Yeah, I think finding those partners that will help you optimize your operations. And I did mention our relationship with WIRB has… Our organization’s been partnered with WIRB for many, many years, and having those standards embedded in the process with them has been extremely helpful. And then we have partnered with PSS as I mentioned, and that helps us. So I don’t have to get bogged down in looking at the minutia, if you will, in the coverage analysis. And I can’t keep up with all the standards of… The oncology trials being as complex as they are, it would just be impossible, for me at least, to keep up on all that. But having that standard that is followed, we set the standards and our partners help us implement those standards, raising the visibility for research across the organization, having a good institutional buy-in in terms of our leadership groups and making sure that we provide a consistent product to the sponsor. When they come to our site they should expect rapid turnaround as far as we can have it be. And I think by having some of those partnerships that we’ve established, I think has helped that.
Well, Kathy, we appreciate at WCG the partnership that we share with the Franciscan Health Alliance, both for the ethical review, as well as the financial expertise in clinical research, we can move to the next slide. Just to sum up a couple of attributes for successful sites. Certainly, we talked a lot about knowing your organization’s true costs, doing a complete budget development and coverage analysis is essential, knowing that you have a fee schedule and updating that regularly. And if a trial is not financially feasible, making that decision, again, knowing the risk for your organization. Having a plan staffing strategy, inadequate staffing really does place your program at risk. So looking at staff augmentation availability for all positions, permitting your team to focus on patients, whether it’s the finance team, whether it’s CRCs data entry or regulatory. And again, WCG is in a position to partner with sites in staff augmentation and the study startup process, measuring and monitoring those elements that contribute to study startup and anticipating the potential obstacles.
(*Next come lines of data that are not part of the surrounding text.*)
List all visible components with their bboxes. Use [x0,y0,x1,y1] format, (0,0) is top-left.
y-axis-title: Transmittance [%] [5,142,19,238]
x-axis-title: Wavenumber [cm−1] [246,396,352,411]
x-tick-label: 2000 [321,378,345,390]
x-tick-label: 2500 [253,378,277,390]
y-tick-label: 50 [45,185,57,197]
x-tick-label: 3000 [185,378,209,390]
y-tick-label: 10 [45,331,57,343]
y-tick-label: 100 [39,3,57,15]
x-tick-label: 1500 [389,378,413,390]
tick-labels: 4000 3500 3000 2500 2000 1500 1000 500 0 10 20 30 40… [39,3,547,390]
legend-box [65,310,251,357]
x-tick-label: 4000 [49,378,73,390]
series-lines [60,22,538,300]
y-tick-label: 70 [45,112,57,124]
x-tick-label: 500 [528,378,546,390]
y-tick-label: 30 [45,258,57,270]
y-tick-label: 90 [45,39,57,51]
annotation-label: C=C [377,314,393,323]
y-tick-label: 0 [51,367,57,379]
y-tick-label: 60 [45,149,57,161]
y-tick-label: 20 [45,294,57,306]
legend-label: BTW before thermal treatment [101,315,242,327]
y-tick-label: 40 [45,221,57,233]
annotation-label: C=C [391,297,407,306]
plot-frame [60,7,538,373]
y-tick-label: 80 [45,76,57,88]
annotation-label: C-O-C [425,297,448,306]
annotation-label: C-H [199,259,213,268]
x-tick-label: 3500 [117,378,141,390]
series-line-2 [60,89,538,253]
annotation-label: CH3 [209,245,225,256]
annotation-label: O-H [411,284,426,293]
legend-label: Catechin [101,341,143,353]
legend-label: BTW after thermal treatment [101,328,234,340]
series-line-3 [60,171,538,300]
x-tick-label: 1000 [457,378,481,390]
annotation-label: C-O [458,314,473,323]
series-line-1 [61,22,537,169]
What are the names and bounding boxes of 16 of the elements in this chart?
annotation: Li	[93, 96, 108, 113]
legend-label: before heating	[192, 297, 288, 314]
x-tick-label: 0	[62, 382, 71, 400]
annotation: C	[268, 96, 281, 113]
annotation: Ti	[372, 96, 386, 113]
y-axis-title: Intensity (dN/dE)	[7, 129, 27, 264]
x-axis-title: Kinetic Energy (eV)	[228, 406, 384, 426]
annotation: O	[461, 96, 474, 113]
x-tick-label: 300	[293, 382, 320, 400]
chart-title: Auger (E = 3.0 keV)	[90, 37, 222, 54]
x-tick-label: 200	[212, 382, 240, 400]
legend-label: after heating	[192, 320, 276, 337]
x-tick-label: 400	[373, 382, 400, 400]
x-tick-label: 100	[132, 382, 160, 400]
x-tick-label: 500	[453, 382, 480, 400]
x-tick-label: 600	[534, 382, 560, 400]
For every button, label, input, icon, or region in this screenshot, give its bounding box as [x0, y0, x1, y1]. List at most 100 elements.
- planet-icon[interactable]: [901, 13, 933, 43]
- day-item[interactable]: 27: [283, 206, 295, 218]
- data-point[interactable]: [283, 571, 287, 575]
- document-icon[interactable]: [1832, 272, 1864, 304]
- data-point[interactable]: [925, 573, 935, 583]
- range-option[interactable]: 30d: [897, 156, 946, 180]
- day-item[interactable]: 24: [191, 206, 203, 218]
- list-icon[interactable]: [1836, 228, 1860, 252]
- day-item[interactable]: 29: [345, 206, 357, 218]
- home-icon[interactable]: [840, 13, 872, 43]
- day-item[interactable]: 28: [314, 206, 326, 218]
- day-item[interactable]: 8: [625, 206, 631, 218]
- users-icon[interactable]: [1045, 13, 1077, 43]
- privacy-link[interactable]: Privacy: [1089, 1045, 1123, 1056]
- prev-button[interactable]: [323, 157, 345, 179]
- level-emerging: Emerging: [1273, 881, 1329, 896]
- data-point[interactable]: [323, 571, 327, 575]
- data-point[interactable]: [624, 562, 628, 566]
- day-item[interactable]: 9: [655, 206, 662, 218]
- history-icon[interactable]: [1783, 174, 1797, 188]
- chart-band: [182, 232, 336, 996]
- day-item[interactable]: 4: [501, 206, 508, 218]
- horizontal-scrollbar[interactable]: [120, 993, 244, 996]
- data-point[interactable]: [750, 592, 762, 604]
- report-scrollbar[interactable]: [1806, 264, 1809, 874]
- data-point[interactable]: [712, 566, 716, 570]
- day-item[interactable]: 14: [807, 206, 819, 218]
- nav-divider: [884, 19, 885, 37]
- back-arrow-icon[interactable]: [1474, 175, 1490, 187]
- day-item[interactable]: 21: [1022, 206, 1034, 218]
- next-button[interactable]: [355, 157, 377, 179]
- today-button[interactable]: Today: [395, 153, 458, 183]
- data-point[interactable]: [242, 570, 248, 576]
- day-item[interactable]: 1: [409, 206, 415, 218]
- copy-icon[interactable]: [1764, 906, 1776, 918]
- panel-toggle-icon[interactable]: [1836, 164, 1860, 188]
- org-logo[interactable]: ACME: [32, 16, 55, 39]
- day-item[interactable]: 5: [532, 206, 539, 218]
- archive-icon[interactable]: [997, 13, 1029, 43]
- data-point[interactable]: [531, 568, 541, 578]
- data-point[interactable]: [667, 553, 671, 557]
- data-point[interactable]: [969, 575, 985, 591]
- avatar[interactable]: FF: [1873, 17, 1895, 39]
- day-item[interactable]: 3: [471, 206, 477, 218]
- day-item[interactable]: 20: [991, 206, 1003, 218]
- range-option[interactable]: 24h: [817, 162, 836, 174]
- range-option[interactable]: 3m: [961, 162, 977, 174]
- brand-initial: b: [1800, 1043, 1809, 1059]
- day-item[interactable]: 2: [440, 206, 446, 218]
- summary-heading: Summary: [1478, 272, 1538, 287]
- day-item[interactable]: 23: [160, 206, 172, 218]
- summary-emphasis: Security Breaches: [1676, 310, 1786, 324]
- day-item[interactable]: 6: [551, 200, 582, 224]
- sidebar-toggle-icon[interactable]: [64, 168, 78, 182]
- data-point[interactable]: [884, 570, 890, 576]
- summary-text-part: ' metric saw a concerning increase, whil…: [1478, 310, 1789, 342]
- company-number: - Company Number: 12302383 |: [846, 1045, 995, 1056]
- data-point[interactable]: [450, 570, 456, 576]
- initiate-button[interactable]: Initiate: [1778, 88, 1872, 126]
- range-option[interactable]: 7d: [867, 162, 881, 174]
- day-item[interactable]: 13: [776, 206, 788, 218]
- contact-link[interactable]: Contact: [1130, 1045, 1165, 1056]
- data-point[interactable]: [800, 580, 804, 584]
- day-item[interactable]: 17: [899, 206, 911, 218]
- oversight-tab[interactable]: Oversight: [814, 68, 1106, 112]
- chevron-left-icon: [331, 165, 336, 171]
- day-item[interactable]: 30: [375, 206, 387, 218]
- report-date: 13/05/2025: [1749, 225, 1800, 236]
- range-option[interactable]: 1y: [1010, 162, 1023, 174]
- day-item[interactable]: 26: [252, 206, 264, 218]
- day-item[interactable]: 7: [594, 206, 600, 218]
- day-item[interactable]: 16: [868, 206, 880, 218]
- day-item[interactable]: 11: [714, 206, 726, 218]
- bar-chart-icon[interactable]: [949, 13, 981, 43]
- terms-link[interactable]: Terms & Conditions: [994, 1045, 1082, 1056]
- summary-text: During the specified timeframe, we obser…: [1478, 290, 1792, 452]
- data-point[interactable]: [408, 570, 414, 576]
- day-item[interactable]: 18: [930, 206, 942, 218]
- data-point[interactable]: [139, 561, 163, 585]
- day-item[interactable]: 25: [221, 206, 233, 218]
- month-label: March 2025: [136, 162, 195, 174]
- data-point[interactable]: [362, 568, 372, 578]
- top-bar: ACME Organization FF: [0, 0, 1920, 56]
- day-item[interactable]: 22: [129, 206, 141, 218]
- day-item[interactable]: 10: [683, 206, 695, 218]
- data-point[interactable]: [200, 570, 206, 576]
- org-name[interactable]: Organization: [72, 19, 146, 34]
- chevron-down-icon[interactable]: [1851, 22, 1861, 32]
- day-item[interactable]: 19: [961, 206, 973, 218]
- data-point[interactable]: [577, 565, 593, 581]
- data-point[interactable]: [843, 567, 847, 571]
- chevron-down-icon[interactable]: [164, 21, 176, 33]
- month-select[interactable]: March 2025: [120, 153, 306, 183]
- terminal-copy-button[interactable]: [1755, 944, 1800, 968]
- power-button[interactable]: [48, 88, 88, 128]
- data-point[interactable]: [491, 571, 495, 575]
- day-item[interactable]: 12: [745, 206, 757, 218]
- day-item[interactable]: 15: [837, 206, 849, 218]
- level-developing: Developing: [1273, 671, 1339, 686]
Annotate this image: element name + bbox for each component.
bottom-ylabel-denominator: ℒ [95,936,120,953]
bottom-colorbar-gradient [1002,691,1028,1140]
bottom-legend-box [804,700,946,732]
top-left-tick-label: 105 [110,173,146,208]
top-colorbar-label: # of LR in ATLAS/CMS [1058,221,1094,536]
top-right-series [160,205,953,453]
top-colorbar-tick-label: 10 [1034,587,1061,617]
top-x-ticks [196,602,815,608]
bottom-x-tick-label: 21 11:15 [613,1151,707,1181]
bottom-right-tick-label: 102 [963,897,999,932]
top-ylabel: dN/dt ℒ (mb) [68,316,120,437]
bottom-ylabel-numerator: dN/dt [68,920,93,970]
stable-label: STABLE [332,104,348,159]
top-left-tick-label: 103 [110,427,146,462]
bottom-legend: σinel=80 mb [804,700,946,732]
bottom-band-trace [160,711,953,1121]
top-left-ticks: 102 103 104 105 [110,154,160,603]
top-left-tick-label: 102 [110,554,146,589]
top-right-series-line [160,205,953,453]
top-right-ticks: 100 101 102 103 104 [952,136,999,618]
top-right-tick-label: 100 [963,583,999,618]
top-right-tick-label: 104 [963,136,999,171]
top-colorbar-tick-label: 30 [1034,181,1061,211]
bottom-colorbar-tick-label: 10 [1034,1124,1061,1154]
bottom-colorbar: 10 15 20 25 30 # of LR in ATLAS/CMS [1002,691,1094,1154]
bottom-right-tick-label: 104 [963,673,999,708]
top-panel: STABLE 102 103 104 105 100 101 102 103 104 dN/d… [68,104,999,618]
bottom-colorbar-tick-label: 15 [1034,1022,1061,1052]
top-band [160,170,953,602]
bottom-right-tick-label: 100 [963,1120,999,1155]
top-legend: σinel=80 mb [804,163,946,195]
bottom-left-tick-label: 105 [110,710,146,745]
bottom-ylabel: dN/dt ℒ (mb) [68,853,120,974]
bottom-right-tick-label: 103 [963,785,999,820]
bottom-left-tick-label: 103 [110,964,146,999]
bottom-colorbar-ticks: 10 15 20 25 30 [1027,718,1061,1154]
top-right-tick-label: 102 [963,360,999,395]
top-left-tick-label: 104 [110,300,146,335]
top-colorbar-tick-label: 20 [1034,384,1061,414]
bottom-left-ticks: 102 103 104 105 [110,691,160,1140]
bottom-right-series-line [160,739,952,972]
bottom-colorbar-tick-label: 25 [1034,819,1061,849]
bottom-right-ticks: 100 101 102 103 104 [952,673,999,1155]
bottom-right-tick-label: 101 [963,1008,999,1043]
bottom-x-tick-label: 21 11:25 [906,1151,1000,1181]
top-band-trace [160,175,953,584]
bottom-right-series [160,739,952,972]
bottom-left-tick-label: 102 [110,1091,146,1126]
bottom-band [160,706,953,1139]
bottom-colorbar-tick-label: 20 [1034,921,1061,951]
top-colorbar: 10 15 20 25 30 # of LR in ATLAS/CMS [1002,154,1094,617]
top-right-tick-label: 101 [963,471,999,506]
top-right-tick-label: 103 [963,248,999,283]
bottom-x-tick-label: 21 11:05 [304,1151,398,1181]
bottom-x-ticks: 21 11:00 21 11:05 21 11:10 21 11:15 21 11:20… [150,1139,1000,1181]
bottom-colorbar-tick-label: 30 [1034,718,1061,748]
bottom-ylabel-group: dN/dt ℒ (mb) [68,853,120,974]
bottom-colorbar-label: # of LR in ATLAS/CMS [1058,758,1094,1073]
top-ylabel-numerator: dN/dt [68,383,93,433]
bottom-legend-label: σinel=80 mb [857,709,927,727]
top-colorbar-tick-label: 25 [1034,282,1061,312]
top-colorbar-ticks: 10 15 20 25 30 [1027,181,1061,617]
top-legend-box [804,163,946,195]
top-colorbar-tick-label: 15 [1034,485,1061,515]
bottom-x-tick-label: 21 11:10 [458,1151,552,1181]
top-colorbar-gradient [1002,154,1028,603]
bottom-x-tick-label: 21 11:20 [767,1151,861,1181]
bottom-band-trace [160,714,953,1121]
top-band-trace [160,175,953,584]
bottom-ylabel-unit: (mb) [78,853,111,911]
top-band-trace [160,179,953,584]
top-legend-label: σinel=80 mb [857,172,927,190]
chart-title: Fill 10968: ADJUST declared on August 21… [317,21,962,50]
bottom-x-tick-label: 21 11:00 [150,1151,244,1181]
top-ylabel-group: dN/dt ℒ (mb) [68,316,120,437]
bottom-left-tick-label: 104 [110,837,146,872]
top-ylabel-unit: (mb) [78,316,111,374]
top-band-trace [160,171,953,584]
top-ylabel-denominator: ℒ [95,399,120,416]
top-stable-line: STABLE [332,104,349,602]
So next slide. Are you ready to re-imagine your research program? Many organizational leaders are thinking about the upheaval of 2020, but acknowledging the successes that occurred. So what’s next? Resetting recalibrating, embracing change, ask why you’re doing things the way you’ve been doing them. Is there a better way? Look at those value added services, who does them? Can they be done better or more quickly and an alternate delivery model? Explore options to re-imagine ways to accomplish the same work with the result of allowing you and your team more time with your patients, the ability to enroll more patients and open more trials. So with that, I thank everyone for attending. Meg, we may have time for one question. Are there any questions in the queue?
There are lots, Sandy, so thank you to Kathy and Sandy. What we’ll be doing is compiling those questions. We’ll be answering them in the next few days and sending out an FAQ. So I didn’t want to interrupt the great conversation, but we do have a number of questions that I think will be great for follow-up and we’ll be sure to get those answers over to you as well as the recording, if you would like to share it. But again, thanks, Sandy and Kathy, it was great conversation and everybody have a great day. Thanks everybody. Take care. Thank you.